Артур Конан Дойл считал сочинение детективов низшим родом литературной деятельности, гораздо важнее был для него жанр исторического романа. Две эпохи сосредоточили на себе основное внимание романиста: зрелое средневековье, которому посвящены Белый отряд (The White Company, 1891; русский перевод в 1907) и Сэр Найджел (Sir Nigel, 1906) и Наполеоновская эра (Великая тень — The Great Shadow, 1893; русский перевод в 1909; Родни Стоун — Rodney Stone, 1896; Дядюшка Бернак — Uncle Bernac, 1897). Наибольшим успехом пользовались два сборника рассказов о бригадире Жераре (Подвиги Бригадира Жерара — Brigadier Gerard, 1896, и Приключения Жерара — The Adventures of Gerard, 1903), где, живописуя блестящую военную карьеру офицера наполеоновской армии, автор исследует код поведения людей той героической эпохи, феномен культа Наполеона.
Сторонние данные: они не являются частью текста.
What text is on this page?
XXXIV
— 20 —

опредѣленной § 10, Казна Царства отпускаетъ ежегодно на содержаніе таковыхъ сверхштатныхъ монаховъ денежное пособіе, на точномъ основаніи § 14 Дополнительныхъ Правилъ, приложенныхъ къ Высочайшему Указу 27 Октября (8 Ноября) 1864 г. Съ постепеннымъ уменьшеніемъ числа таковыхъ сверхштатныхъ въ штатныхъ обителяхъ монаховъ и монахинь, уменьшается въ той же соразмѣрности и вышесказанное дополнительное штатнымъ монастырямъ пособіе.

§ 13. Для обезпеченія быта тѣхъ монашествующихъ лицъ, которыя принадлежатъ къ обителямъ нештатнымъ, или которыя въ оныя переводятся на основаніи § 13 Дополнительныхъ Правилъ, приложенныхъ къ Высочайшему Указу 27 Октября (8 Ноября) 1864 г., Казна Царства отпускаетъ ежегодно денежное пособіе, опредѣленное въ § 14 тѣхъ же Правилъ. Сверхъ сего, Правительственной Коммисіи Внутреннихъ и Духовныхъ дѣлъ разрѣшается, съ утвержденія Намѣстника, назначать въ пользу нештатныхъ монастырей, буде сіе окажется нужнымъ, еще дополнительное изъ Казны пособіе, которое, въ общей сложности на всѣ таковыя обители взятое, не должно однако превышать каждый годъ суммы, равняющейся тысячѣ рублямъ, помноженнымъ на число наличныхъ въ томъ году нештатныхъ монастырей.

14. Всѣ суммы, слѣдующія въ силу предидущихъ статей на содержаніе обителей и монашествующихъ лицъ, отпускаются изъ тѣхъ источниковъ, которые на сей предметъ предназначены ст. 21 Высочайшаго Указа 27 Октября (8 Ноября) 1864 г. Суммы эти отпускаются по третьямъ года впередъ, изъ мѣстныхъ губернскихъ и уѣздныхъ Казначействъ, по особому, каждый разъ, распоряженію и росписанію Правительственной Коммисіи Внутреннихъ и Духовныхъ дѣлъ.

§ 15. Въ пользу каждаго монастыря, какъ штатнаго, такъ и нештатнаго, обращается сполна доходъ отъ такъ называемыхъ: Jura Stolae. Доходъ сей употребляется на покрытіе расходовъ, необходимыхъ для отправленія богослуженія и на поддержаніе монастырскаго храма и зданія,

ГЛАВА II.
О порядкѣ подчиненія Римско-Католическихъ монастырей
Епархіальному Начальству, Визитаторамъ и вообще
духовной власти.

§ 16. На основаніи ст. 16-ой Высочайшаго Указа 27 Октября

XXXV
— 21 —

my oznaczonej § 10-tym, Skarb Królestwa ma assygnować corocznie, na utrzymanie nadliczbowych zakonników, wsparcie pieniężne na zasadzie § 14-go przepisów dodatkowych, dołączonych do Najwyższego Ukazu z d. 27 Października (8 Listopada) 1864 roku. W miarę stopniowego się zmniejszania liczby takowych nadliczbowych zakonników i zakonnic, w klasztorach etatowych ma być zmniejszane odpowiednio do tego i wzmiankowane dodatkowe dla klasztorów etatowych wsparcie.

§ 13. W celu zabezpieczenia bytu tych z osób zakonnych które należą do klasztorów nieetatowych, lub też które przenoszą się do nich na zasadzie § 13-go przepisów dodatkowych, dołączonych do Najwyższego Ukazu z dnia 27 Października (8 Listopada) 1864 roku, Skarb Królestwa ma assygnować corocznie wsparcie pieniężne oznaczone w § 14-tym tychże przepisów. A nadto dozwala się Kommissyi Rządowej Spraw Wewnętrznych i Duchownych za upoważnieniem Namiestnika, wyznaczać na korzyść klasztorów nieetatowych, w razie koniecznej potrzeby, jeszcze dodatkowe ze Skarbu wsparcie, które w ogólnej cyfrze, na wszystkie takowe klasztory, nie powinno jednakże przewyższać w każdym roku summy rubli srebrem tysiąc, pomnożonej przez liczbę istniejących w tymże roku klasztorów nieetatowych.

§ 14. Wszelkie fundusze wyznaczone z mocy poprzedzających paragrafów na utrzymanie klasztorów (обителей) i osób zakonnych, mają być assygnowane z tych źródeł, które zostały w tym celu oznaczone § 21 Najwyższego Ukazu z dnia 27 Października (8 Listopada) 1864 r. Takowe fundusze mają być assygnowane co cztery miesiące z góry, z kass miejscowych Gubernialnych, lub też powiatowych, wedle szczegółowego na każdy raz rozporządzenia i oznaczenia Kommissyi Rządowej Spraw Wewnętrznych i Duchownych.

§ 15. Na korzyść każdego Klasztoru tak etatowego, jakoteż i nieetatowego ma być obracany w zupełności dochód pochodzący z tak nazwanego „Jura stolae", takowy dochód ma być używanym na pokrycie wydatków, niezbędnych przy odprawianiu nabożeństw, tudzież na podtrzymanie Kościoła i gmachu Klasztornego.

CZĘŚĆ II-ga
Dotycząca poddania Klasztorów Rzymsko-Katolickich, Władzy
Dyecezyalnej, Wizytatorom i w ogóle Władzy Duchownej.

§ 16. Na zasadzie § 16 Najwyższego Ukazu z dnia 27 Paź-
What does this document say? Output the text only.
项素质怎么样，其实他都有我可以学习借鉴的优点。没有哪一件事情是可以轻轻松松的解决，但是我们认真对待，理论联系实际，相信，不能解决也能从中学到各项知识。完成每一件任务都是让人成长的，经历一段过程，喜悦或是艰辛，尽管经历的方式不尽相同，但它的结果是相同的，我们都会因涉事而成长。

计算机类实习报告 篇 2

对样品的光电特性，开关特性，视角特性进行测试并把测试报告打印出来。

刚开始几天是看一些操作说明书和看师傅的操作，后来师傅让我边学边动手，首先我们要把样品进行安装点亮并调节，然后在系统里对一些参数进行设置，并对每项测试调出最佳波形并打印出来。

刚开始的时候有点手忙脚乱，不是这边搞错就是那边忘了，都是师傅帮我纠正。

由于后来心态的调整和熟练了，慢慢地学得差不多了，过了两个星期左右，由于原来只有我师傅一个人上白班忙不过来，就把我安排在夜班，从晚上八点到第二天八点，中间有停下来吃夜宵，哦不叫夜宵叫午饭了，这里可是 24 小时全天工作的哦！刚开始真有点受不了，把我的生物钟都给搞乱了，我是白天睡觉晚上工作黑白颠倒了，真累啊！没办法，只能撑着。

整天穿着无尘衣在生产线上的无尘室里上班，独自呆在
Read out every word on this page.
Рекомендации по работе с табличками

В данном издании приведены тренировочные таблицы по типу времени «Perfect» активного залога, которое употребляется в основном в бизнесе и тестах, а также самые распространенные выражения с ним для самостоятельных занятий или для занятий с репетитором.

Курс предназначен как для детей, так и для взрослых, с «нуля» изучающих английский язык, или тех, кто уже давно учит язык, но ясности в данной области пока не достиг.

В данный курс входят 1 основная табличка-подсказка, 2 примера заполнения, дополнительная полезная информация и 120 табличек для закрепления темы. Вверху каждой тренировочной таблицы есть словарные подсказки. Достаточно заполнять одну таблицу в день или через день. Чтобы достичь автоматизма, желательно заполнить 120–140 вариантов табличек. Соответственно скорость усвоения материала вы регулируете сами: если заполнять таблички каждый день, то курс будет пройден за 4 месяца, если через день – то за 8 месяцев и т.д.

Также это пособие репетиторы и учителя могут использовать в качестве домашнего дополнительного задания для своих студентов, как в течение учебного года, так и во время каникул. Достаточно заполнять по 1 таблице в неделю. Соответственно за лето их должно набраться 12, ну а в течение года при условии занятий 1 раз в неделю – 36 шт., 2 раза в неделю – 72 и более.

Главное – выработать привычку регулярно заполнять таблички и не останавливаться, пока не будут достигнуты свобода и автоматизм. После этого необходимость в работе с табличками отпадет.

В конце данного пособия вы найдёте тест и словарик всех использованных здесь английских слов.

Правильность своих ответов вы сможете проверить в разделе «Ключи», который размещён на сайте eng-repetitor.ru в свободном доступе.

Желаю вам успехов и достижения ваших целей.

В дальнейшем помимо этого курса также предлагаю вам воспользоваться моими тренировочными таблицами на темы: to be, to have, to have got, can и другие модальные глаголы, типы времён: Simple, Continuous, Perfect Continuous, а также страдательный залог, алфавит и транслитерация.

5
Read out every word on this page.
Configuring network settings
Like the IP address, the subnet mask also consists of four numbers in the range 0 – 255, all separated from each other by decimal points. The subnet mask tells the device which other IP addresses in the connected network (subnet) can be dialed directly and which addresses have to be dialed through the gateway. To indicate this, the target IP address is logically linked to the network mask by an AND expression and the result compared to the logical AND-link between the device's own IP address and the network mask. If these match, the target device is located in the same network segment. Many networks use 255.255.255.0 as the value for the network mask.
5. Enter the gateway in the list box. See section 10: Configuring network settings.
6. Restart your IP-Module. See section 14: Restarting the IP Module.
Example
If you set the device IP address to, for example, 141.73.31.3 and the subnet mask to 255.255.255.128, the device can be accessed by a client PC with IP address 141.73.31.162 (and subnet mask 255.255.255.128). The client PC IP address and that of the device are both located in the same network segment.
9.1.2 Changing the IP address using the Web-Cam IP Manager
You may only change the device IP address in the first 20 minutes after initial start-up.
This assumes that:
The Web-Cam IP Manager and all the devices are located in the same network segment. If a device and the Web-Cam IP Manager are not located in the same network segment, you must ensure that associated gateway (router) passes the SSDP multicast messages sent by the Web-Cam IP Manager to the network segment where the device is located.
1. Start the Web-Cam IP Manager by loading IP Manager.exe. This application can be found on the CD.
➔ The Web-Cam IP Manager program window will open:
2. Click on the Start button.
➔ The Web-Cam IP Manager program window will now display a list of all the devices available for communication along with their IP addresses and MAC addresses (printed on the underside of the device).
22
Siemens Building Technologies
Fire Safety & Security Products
Жеpap — фигура одновременно героическая и комическая, в нем органично сочетаются бесшабашная храбрость и хвастливое самодовольство, буквальное следование офицерскому кодексу чести и обывательская ограниченность, беззаветная преданность императору и авантюризм.
В исторических романах Конан Дойла ярко выражен приключенческий элемент, при этом все они основаны на тщательном и разностороннем изучении быта и нравов изображаемой эпохи. Писателя интересует прежде всего не широкая историческая панорама эпохи, а отдельная личность, ее менталитет и стереотипы поведения. В Сэре Найджеле, считающемся лучшим историческим романом Конан Дойла, показано становление молодого героя-рыцаря, постепенно усваивающего все тонкости рыцарского кодекса чести; в Белом отряде трое молодых героев из зарождающегося среднего класса перенимают от постаревшего сэра Найджела лучшие черты его рыцарской этики: именно они и составляют, по Дойлу, суть английского национального характера.
Почти все главные герои исторических романов — воины, всюду чувствуется увлеченность автора военной историей. Он написал также два исторических труда, посвященных современным военным кампаниям: Великая бурская война (The Great Boer Wax, 1900) и История Великой войны: Британские кампании (А History of the Great War: The British Campaigns, 1915-1920). Первую мировую войну он, в отличие от представителей потерянного поколения, описывал в романтических тонах, говоря о доблести и героизме британского солдата.
В 1910-е годы Конан Дойл обращается к научной фантастике. Три его романа, созданные в этом жанре, объединены образами главных героев – профессора Челленджера и трех его спутников и друзей, — хотя резко различны по тематике, колориту, отношению к науке и ее возможностям. Первый роман Потерянный мир (The Lost World, 1912) полон романтики путешествий, исследования земель у истоков Амазонки, куда еще не ступала нога человека. Над вторым романом Отравленный пояс (The Poison Belt, 1913) нависла тень приближающейся мировой войны: здесь те же герои становятся свидетелями того, как пояс отравленного эфира перемещается по земле, уничтожая я все живое. Этот роман-предостережение напоминает о стихиях, над которыми человек не властен. Герой последнего романа Туманный край (The Land of Mist, 1925), профессор Челленджер, постепенно убеждается правоте учения спиритизма.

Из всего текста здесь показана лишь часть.